Kenzo understands the need for a pressure valve
UPDATE: Dispatches from the Canvas8 HQ
Getting dressed up to attend an exclusive event should be the start of a fun evening. But when you’ve got work, money and relationship worries, having to keep a smile on your face all night can push you over the edge. Understanding that sometimes everyone needs to let loose and go a little crazy, MJZ created the ad ‘My Mutant Brain’ for Kenzo. In the third instalment of the deconstruction of our favourite Clio Gold winners, we explore the insights behind why a woman losing her shit at a fancy dinner resonates with people.
Dressed up in an elegant gown, dancer Margaret Qualley begins fashion brand Kenzo’s first perfume ad, smiling her way politely through a glamorous, but dreary, awards ceremony. Then, after excusing herself, she wanders into the hallway and fidgets awkwardly before locking eyes with the camera. Suddenly, Qualley starts twitching parts of her face and body. The frantic movements evolve into a manic, choreographed dance that sees her scream wide-eyed, pull faces in a mirror, beat her chest, mime gunshots at the hotel furniture, and lick the nose of a brass bust. Through the dance, Qualley lets out the inner rage she has been suppressing, empowering herself by acting out and letting off steam.

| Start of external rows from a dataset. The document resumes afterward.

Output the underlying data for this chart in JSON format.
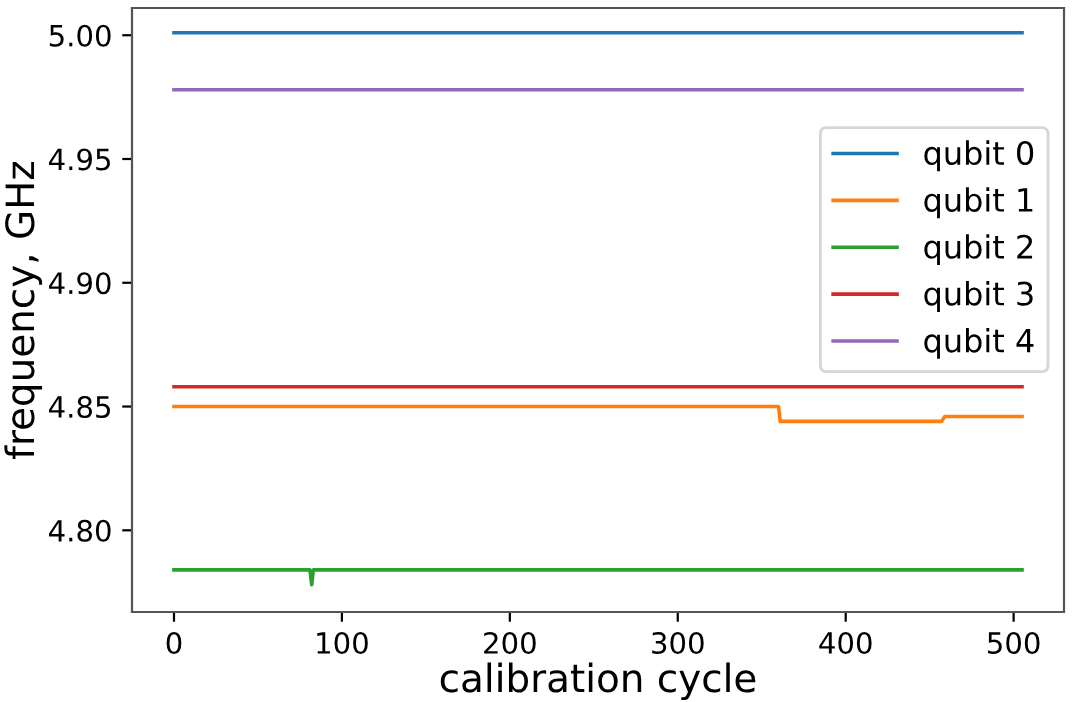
{
  "chart_data": {
    "type": "line",
    "xlabel": "calibration cycle",
    "ylabel": "frequency, GHz",
    "xlim": [
      -25,
      530
    ],
    "ylim": [
      4.767,
      5.011
    ],
    "xticks": [
      0,
      100,
      200,
      300,
      400,
      500
    ],
    "yticks": [
      {
        "value": 4.8,
        "label": "4.80"
      },
      {
        "value": 4.85,
        "label": "4.85"
      },
      {
        "value": 4.9,
        "label": "4.90"
      },
      {
        "value": 4.95,
        "label": "4.95"
      },
      {
        "value": 5.0,
        "label": "5.00"
      }
    ],
    "grid": false,
    "legend": "right",
    "marker": "none",
    "line_style": "solid",
    "series": [
      {
        "name": "qubit 0",
        "color": "#1f77b4",
        "x": [
          0,
          505
        ],
        "values": [
          5.001,
          5.001
        ]
      },
      {
        "name": "qubit 1",
        "color": "#ff7f0e",
        "x": [
          0,
          360,
          361,
          457,
          459,
          505
        ],
        "values": [
          4.85,
          4.85,
          4.844,
          4.844,
          4.846,
          4.846
        ]
      },
      {
        "name": "qubit 2",
        "color": "#2ca02c",
        "x": [
          0,
          81,
          82,
          83,
          505
        ],
        "values": [
          4.784,
          4.784,
          4.778,
          4.784,
          4.784
        ]
      },
      {
        "name": "qubit 3",
        "color": "#d62728",
        "x": [
          0,
          505
        ],
        "values": [
          4.858,
          4.858
        ]
      },
      {
        "name": "qubit 4",
        "color": "#9467bd",
        "x": [
          0,
          505
        ],
        "values": [
          4.978,
          4.978
        ]
      }
    ]
  }
}
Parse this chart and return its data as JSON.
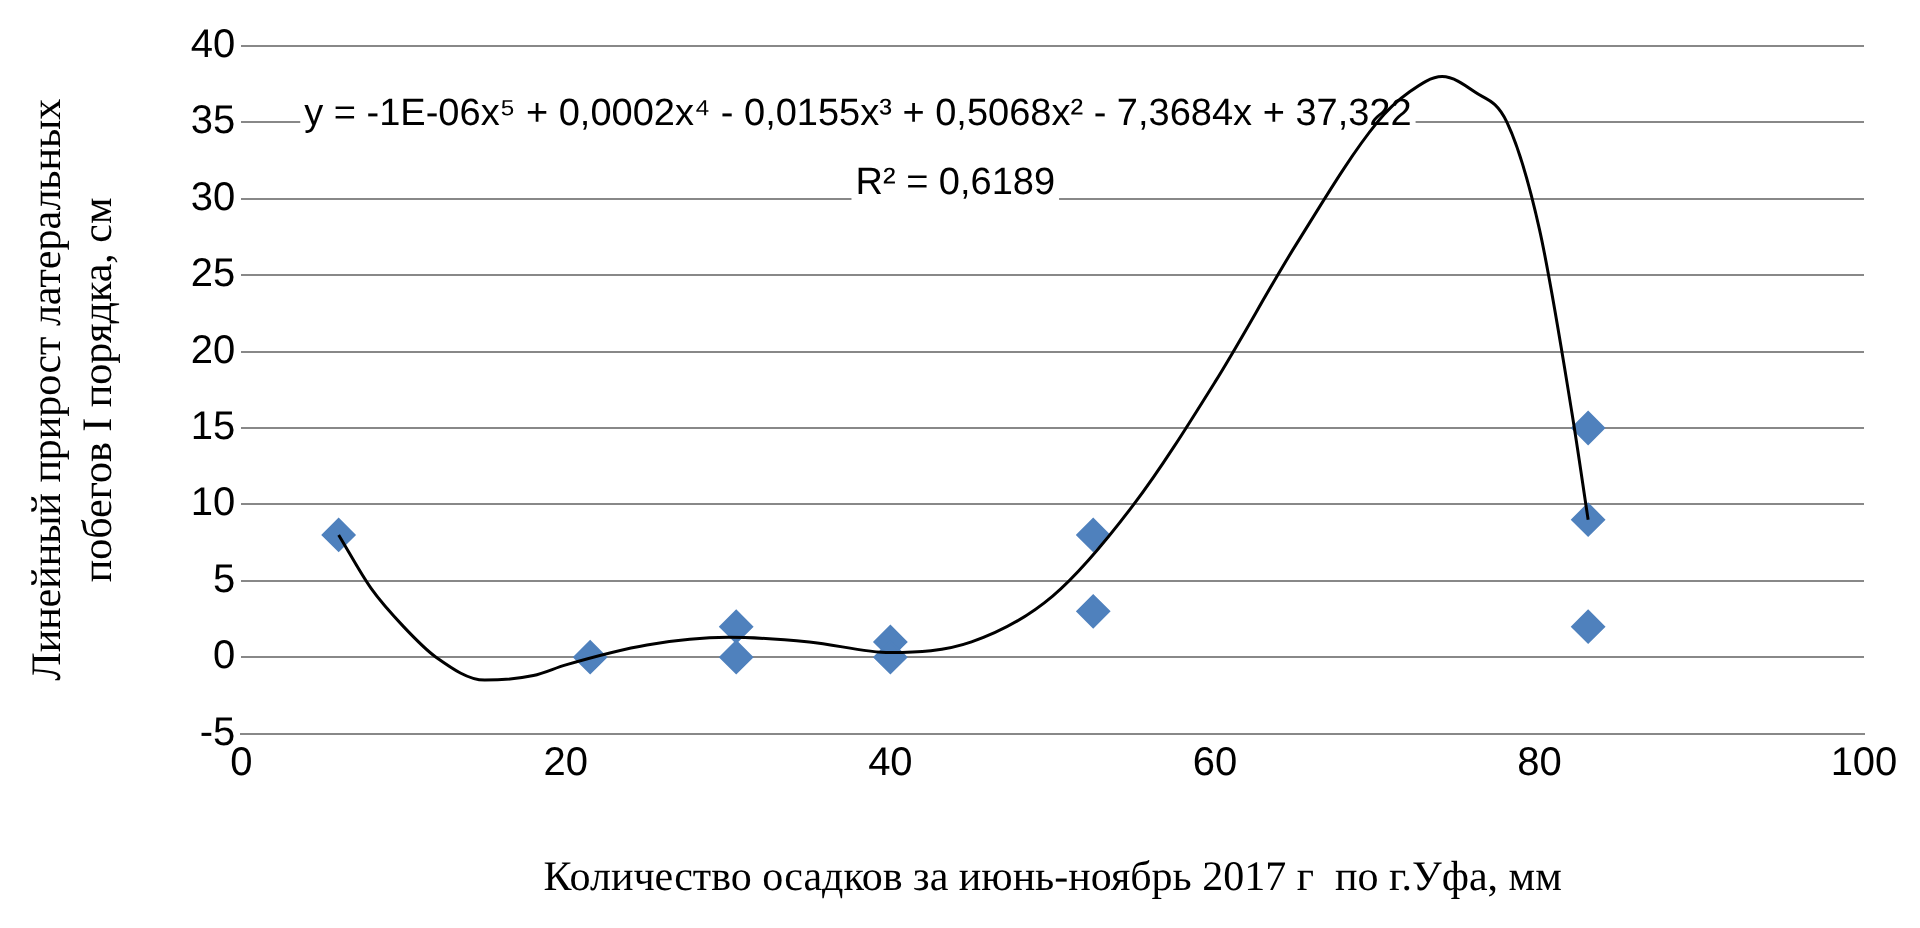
{
  "chart_data": {
    "type": "scatter",
    "xlabel": "Количество осадков за июнь-ноябрь 2017 г  по г.Уфа, мм",
    "ylabel": "Линейный прирост латеральных побегов I порядка, см",
    "annotations": [
      "y = -1E-06x⁵ + 0,0002x⁴ - 0,0155x³ + 0,5068x² - 7,3684x + 37,322",
      "R² = 0,6189"
    ],
    "series": [
      {
        "type": "scatter",
        "color": "#4f81bd",
        "marker": "diamond",
        "x": [
          6,
          21.5,
          30.5,
          30.5,
          40,
          40,
          52.5,
          52.5,
          83,
          83,
          83
        ],
        "values": [
          8,
          0,
          2,
          0,
          1,
          0,
          8,
          3,
          15,
          9,
          2
        ]
      },
      {
        "type": "line",
        "color": "#000000",
        "marker": "none",
        "line_style": "solid",
        "x": [
          6,
          8,
          10,
          12,
          15,
          18,
          20,
          25,
          30,
          35,
          40,
          45,
          50,
          55,
          60,
          65,
          70,
          72,
          74,
          76,
          78,
          80,
          82,
          83
        ],
        "values": [
          8,
          4.5,
          2,
          0,
          -1.5,
          -1.2,
          -0.5,
          0.8,
          1.3,
          1,
          0.3,
          1,
          4,
          10,
          18,
          27,
          35,
          37,
          38,
          37,
          35,
          28,
          16,
          9
        ]
      }
    ],
    "xlim": [
      0,
      100
    ],
    "xticks": [
      0,
      20,
      40,
      60,
      80,
      100
    ],
    "ylim": [
      -5,
      40
    ],
    "yticks": [
      -5,
      0,
      5,
      10,
      15,
      20,
      25,
      30,
      35,
      40
    ],
    "grid": "y",
    "legend": false
  }
}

While we aren’t all required to show self-restraint at dull, high-profile events, Kenzo’s ad taps into a feeling of insurmountable expectation. Increasing pressures to eat healthily, live ethically and be successful have created demand for a means of escape – whether that’s people finding an outlet for their frustration, or having a quiet place where they can bunker up and forget the world.
Global research suggests that 60% of workers in major global economies are experiencing increased stress at work – and much of that pressure is coming from workers themselves. In a culture that worships self-improvement, nothing is ever good enough and everyone is their own worst critic. It’s why Britons are taking fewer sick days than ever.
In the US, meanwhile, a record number of people feel frazzled over their finances, and the rules of romance and relationships are more uncertain than ever. All this is exacerbated by the ubiquity of social media, which has become a competitive space for many people; almost two-thirds of Gen Yers say these platforms increase their feelings of inadequacy. So, fatigued by impossible expectations, people are partaking in a universal backlash, and Margaret Qualley – screaming silently into the camera – is the perfect figurehead.
This is the third in a five-part series deconstructing our favourite winners from the 2017 Clio Awards.